The only way I can respond to this is to say that I took piano lessons for seven years, and my teacher instilled in me that the only way to learn a new piece of music was to do it one little bit at a time, slowly, untill you knew it well enough to bring it up to speed. Why should the whistle be any different?

~Larry
Same technique applied when I was learning the Highland pipes, not only for new tunes, but especially for ornamentations. Worked for me at the time.

Yes, I think you will. :smiley:

Jens

PS: I do play the occasional roll in my jigs too. So shoot me. :wink:

I just started getting the hang of them last week, and while I can eek out a semi-decent roll on G (and occasionally F# & E), the one-handed rolls sound wretched. It’s much easier for me to coordinate the roll between two hands than on one.

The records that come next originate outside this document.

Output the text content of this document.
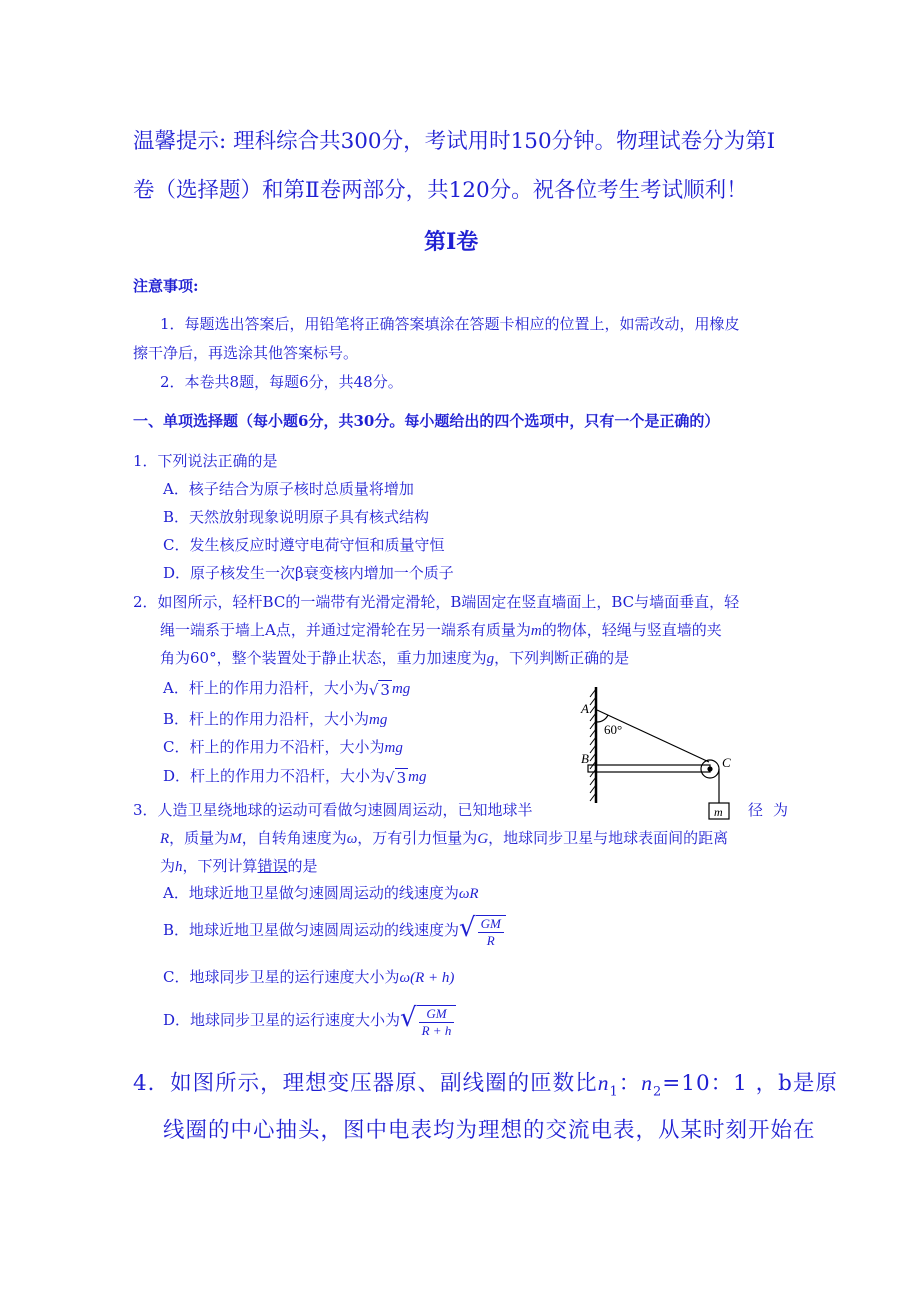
温馨提示: 理科综合共300分，考试用时150分钟。物理试卷分为第Ⅰ
卷（选择题）和第Ⅱ卷两部分，共120分。祝各位考生考试顺利！
第Ⅰ卷
注意事项:
1．每题选出答案后，用铅笔将正确答案填涂在答题卡相应的位置上，如需改动，用橡皮
擦干净后，再选涂其他答案标号。
2．本卷共8题，每题6分，共48分。
一、单项选择题（每小题6分，共30分。每小题给出的四个选项中，只有一个是正确的）
1．下列说法正确的是
A．核子结合为原子核时总质量将增加
B．天然放射现象说明原子具有核式结构
C．发生核反应时遵守电荷守恒和质量守恒
D．原子核发生一次β衰变核内增加一个质子
2．如图所示，轻杆BC的一端带有光滑定滑轮，B端固定在竖直墙面上，BC与墙面垂直，轻
绳一端系于墙上A点，并通过定滑轮在另一端系有质量为m的物体，轻绳与竖直墙的夹
角为60°，整个装置处于静止状态，重力加速度为g，下列判断正确的是
A．杆上的作用力沿杆，大小为√ 3 mg
B．杆上的作用力沿杆，大小为mg
C．杆上的作用力不沿杆，大小为mg
D．杆上的作用力不沿杆，大小为√ 3 mg
A
B	C
m
60°
3．人造卫星绕地球的运动可看做匀速圆周运动，已知地球半	径为
R，质量为M，自转角速度为ω，万有引力恒量为G，地球同步卫星与地球表面间的距离
为h，下列计算错误的是
A．地球近地卫星做匀速圆周运动的线速度为ωR
B．地球近地卫星做匀速圆周运动的线速度为√ $\frac{GM}{R}$
C．地球同步卫星的运行速度大小为ω(R + h)
D．地球同步卫星的运行速度大小为√ $\frac{GM}{R + h}$
4．如图所示，理想变压器原、副线圈的匝数比$n_1$：$n_2=10$：1 ，b是原
线圈的中心抽头，图中电表均为理想的交流电表，从某时刻开始在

The slow-and-steady ‘dah-blah-blah’ method worked on my G roll, so I figure the other ones will come up to speed eventually, it will just take more time. The main thing I’m trying to concentrate on now is releasing my instinctive death grip on the whistle when playing; I suppose it’s from playing guitar for so many years. The rolls come much easier and sound much better with relaxed fingers.

I think we have a problem getting started on things like rolls and cranns because it isn’t a single ornament on a note, its two ornaments. Its like rubbing tummy and patting head. Try explaining how this one long note can be chopped up and put back together either as this roll or that different set of shorter notes or this one note ornamented in a funky way.

I was trying to explain how to do a rocking pedal phrase to someone who can’t seperate what she hears from what she sees and ran into a roadblock trying to explain that the repeated note is there, but its in the background. She made it into a hornpipe rhythm…no no no, thats not what I mean. . .

As a classically trained musician I still want to play rolls the way I was taught, which is of course wrong for Irish music. I think Brother Steve has it right when he says:

  1. Forget absolutely everything you think you know about playing rolls.

  2. Now tell yourself, rolls are very easy to play on the whistle. (They are!)

  3. Now tell yourself, I have plenty of time to play rolls, I do not need to rush them or get tense. (You don’t. In fact you mustn’t get tense.)

That, dah-blah-blah, and practice, practice, practice.

I think DCrom is on the right track here. The building blocks are cuts and taps, and I think those should be worked on. A bit of that can be done in exercises, like playing scales up and down, cutting each note, and most of it can be done in the tune, cutting the strong beats and using cuts and taps to separate same-pitch notes. And it can be done slowly, with the cuts and taps being blips.

Once the cuts and taps are there (and that has taken me much longer than I thought, still working on it in fact), the problem of rolls is not one of learning the mechanics of the finger movements. I think, like Peter said, its one of hearing the ornament in the right place, because once the cuts and taps are there, you already can play a roll, there is nothing additional to learn apart from the stylistic issue. (I may be exaggerating a little.)